11 Crucial Checks Before Buying Property from a Developer in India

Imagine the excitement of finally owning your dream apartment or that perfect commercial space for your business. But before you get swept away in the joy of possession, remember – buying property in India, especially from a developer, requires caution. Unfortunately, unforeseen issues can turn your dream into a nightmare.

This guide empowers you, the buyer, with 11 crucial checks to perform before signing on the dotted line. By following these steps, you can make an informed decision and safeguard your hard-earned investment.

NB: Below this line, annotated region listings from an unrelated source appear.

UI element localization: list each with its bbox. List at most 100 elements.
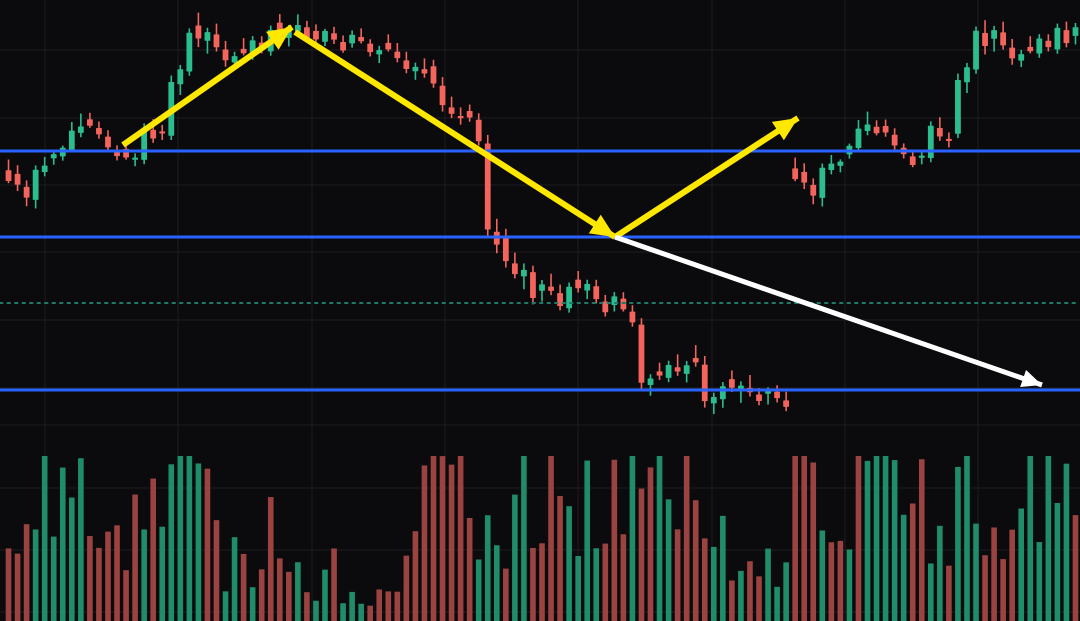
volume-bar [204,468,211,621]
volume-bar [493,545,500,621]
volume-bar [792,456,798,621]
volume-bar [1018,508,1025,621]
candle-body [575,279,582,289]
downtrend-arrow-shaft [293,29,617,240]
candle-body [891,134,898,146]
volume-bar [1072,515,1079,621]
uptrend-arrow[interactable] [121,24,294,148]
candle-body [385,42,392,50]
price-panel[interactable] [0,0,1080,440]
candle-body [602,301,609,313]
volume-bar [439,456,446,621]
volume-bar [512,494,518,621]
candle-body [96,127,102,135]
candle-body [620,298,627,310]
candle-body [955,80,961,134]
projected-rebound-arrow[interactable] [613,115,800,240]
candle-body [457,116,464,119]
volume-bar [982,555,988,621]
volume-bar [1054,503,1061,621]
candle-body [837,161,844,166]
volume-bar [114,525,120,621]
candle-body [521,269,527,277]
volume-bar [59,467,66,621]
continued-downtrend-arrow-shaft [614,234,1043,388]
candle-body [855,128,862,149]
volume-bar [23,524,30,621]
candle-body [774,391,780,399]
volume-bar [575,555,581,621]
candle-body [710,396,717,404]
candle-body [240,48,247,54]
volume-chart-canvas[interactable] [0,440,1080,621]
volume-bar [864,460,871,621]
volume-bar [530,547,536,621]
candle-body [195,25,202,39]
candle-body [231,56,238,63]
candle-body [593,286,600,300]
volume-bar [629,456,636,621]
volume-bar [783,562,789,621]
volume-bar [41,456,48,621]
candle-body [5,170,12,182]
volume-bar [159,526,166,621]
volume-bar [638,488,645,621]
candle-body [982,33,988,46]
candle-body [756,394,762,401]
volume-bar [1063,463,1070,621]
candle-body [801,171,808,183]
volume-bar [973,523,979,621]
volume-bar [195,463,202,621]
volume-bar [349,591,355,621]
volume-bar [683,456,690,621]
price-chart-canvas[interactable] [0,0,1080,440]
volume-bar [882,456,889,621]
candle-body [828,163,835,171]
candle-body [132,157,139,160]
volume-bar [295,562,301,621]
candle-body [376,50,383,55]
volume-bar [584,460,591,621]
candle-body [584,284,591,291]
volume-bar [358,603,364,621]
candle-body [367,43,374,53]
volume-bar [665,499,672,621]
volume-bar [1036,542,1043,621]
candle-body [792,168,799,180]
candle-body [475,119,482,142]
volume-bar [448,464,455,621]
volume-bar [222,591,229,621]
volume-bar [620,534,627,621]
candle-body [719,386,726,400]
candle-body [14,173,21,185]
continued-downtrend-arrow-head [1020,369,1042,387]
volume-bar [267,497,274,621]
volume-bar [96,547,102,621]
volume-bar [964,456,970,621]
candle-body [873,126,880,134]
continued-downtrend-arrow[interactable] [614,234,1043,388]
candle-body [629,311,636,323]
volume-bar [828,542,835,621]
volume-panel[interactable] [0,440,1080,621]
volume-bar [32,529,39,621]
volume-bar [403,555,410,621]
candle-body [918,155,925,158]
candle-body [665,364,672,378]
candle-body [656,371,663,376]
downtrend-arrow[interactable] [293,29,617,240]
candle-body [159,131,166,134]
volume-bar [810,462,817,621]
candle-body [927,125,934,158]
volume-bar [367,605,374,621]
candle-body [466,111,473,118]
volume-bar [566,506,572,621]
volume-bar [756,576,762,621]
candle-body [936,127,943,137]
volume-bar [647,467,654,621]
volume-bar [258,569,265,621]
volume-bar [539,543,545,621]
candle-body [322,30,328,42]
price-background [0,0,1080,440]
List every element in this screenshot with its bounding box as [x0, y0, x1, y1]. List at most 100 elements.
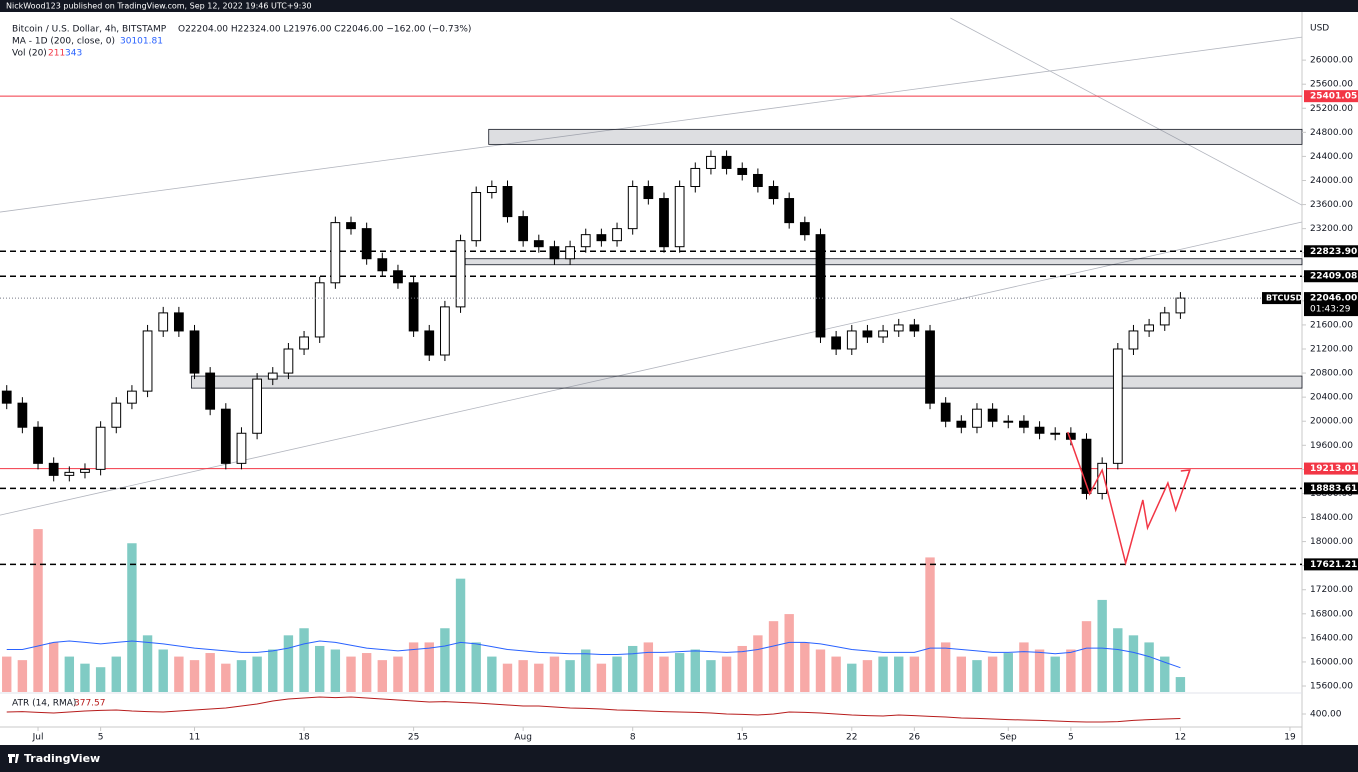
candle-body [127, 390, 137, 404]
candle-body [627, 186, 638, 230]
candle-body [48, 462, 59, 476]
candle-body [189, 330, 200, 374]
volume-bar [925, 557, 935, 692]
volume-bar [1160, 656, 1170, 692]
volume-bar [252, 656, 262, 692]
volume-bar [64, 656, 75, 692]
candle-body [361, 228, 372, 260]
x-tick-label: 18 [298, 733, 310, 743]
candle-body [1034, 426, 1045, 434]
candle-body [1144, 324, 1154, 332]
candle-body [158, 312, 169, 332]
candle-body [940, 402, 951, 422]
last-price-tag [1304, 292, 1358, 317]
volume-bar [189, 660, 200, 692]
candle-body [1081, 438, 1092, 494]
publisher: NickWood123 published on TradingView.com… [6, 2, 312, 11]
volume-bar [690, 649, 700, 692]
candle-body [596, 234, 607, 242]
candle-body [142, 330, 153, 392]
top-bar [0, 0, 1358, 12]
candle-body [549, 246, 560, 260]
ohlc: O22204.00 H22324.00 L21976.00 C22046.00 … [178, 25, 471, 35]
candle-body [95, 426, 106, 470]
volume-bar [800, 642, 810, 692]
volume-bar [2, 656, 12, 692]
candle-body [956, 420, 967, 428]
volume-bar [987, 656, 998, 692]
x-tick-label: 26 [909, 733, 921, 743]
volume-bar [127, 543, 137, 692]
level-label: 25401.05 [1310, 92, 1357, 102]
volume-bar [518, 660, 528, 692]
volume-bar [1113, 628, 1123, 692]
trendline [0, 221, 1303, 516]
y-tick-label: 18400.00 [1310, 513, 1353, 523]
volume-bar [565, 660, 575, 692]
candle-body [330, 222, 341, 284]
candle-body [502, 186, 513, 218]
volume-bar [815, 649, 826, 692]
volume-bar [33, 529, 43, 692]
level-label: 17621.21 [1310, 560, 1357, 570]
volume-bar [283, 635, 294, 692]
candle-body [267, 372, 278, 380]
y-tick-label: 20000.00 [1310, 417, 1353, 427]
candle-body [831, 336, 842, 350]
y-tick-label: 25600.00 [1310, 80, 1353, 90]
level-tag [1304, 558, 1358, 571]
candle-body [878, 330, 888, 338]
y-tick-label: 23600.00 [1310, 200, 1353, 210]
candle-body [987, 408, 998, 422]
volume-bar [221, 663, 231, 692]
vol-value: 211 [48, 49, 65, 59]
trendline [950, 17, 1303, 206]
last-price-label: 22046.00 [1310, 294, 1357, 304]
volume-bar [894, 656, 904, 692]
footer-bar [0, 745, 1358, 772]
y-tick-label: 19600.00 [1310, 441, 1353, 451]
zone [464, 258, 1303, 266]
volume-bar [831, 656, 841, 692]
volume-bar [972, 660, 982, 692]
volume-bar [878, 656, 888, 692]
candle-body [925, 330, 935, 404]
volume-bar [612, 656, 622, 692]
currency: USD [1310, 24, 1329, 34]
candle-body [1128, 330, 1139, 350]
x-tick-label: 8 [630, 733, 636, 743]
volume-bar [268, 649, 278, 692]
candle-body [455, 240, 466, 308]
volume-bar [737, 645, 747, 692]
volume-bar [377, 660, 388, 692]
x-tick-label: 25 [408, 733, 419, 743]
trendline [0, 36, 1303, 213]
logo [8, 754, 19, 763]
volume-bar [487, 656, 497, 692]
x-tick-label: Jul [32, 733, 44, 743]
countdown: 01:43:29 [1310, 305, 1351, 315]
volume-bar [346, 656, 356, 692]
x-tick-label: 5 [98, 733, 104, 743]
candle-body [1050, 432, 1061, 435]
volume-ma [6, 640, 1181, 669]
candle-body [612, 228, 622, 242]
candle-body [314, 282, 325, 338]
candle-body [80, 468, 90, 473]
candle-body [1159, 312, 1170, 326]
candle-body [1175, 297, 1186, 314]
level-tag [1304, 482, 1358, 495]
volume-bar [142, 635, 153, 692]
x-tick-label: 22 [846, 733, 857, 743]
volume-bar [847, 663, 857, 692]
y-tick-label: 21200.00 [1310, 345, 1353, 355]
vol-ma-value: 343 [65, 49, 82, 59]
candle-body [486, 186, 497, 194]
candle-body [33, 426, 43, 464]
volume-bar [80, 663, 90, 692]
candle-body [737, 167, 748, 175]
volume-bar [330, 649, 341, 692]
candle-body [893, 324, 904, 332]
level-tag [1304, 90, 1358, 103]
candle-body [690, 167, 701, 188]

Buyer Empowerment: 11 Due Diligence Steps

Investing in property from a company in India is a significant decision. Here are 11 essential checks to perform due diligence and protect your interests:

  1. Verify Developer Credentials: Research the developer’s track record. Look for completed projects, customer reviews, and any pending legal disputes.
  2. Scrutinize Legal Documents: Meticulously examine the sale agreement, land title deeds, and approvals. Ensure clarity on ownership, permissions, and any restrictions on the property. Consult a lawyer to understand the legal implications of each document.
  3. Land Approvals and Clearances: Verify that the developer has obtained all necessary approvals from local authorities, including building permits, environmental clearances, and occupancy certificates.
  4. Project Plans and Specifications: Carefully review the project plans and specifications outlined in the brochure and agreement. Ensure they match what is being offered and understand the quality of materials promised.
  5. Payment Schedule Transparency: Request a clear and transparent payment schedule. Be wary of developers demanding a significant upfront payment, and opt for a secure payment gateway.
  6. Financial Stability of the Developer: Assess the developer’s financial health to minimize the risk of project delays or abandonment. Look for signs of a strong financial track record and ongoing projects.
  7. Site Visit and Verification: Conduct a thorough site visit to assess the progress of construction, the quality of work, and the surrounding infrastructure. Ensure the timeline for completion aligns with the information provided.
  8. RERA Registration: Verify that the project is registered under the Real Estate Regulation and Development Act (RERA). This ensures a level playing field and protects your rights as a buyer.
  9. Understand Hidden Costs: Factor in additional costs beyond the base price, such as parking charges, maintenance fees, club membership fees (if applicable), and any taxes associated with the property.
  10. Clarity on Possession Date: Obtain a clear and realistic timeline for possession of the property. Be wary of unreasonable delays and understand the consequences outlined in the agreement for missed deadlines.
  11. Form a Buyer’s Association: Consider forming an association with other buyers in the project. This collective voice can be helpful in addressing concerns and ensuring transparency from the developer.


By following these 11 due diligence steps, you can approach buying property from a company in India with more confidence. Remember, knowledge is power.

Investing time in thorough research and verification can prevent you from falling prey to unforeseen issues and protect your investment for a secure and prosperous future.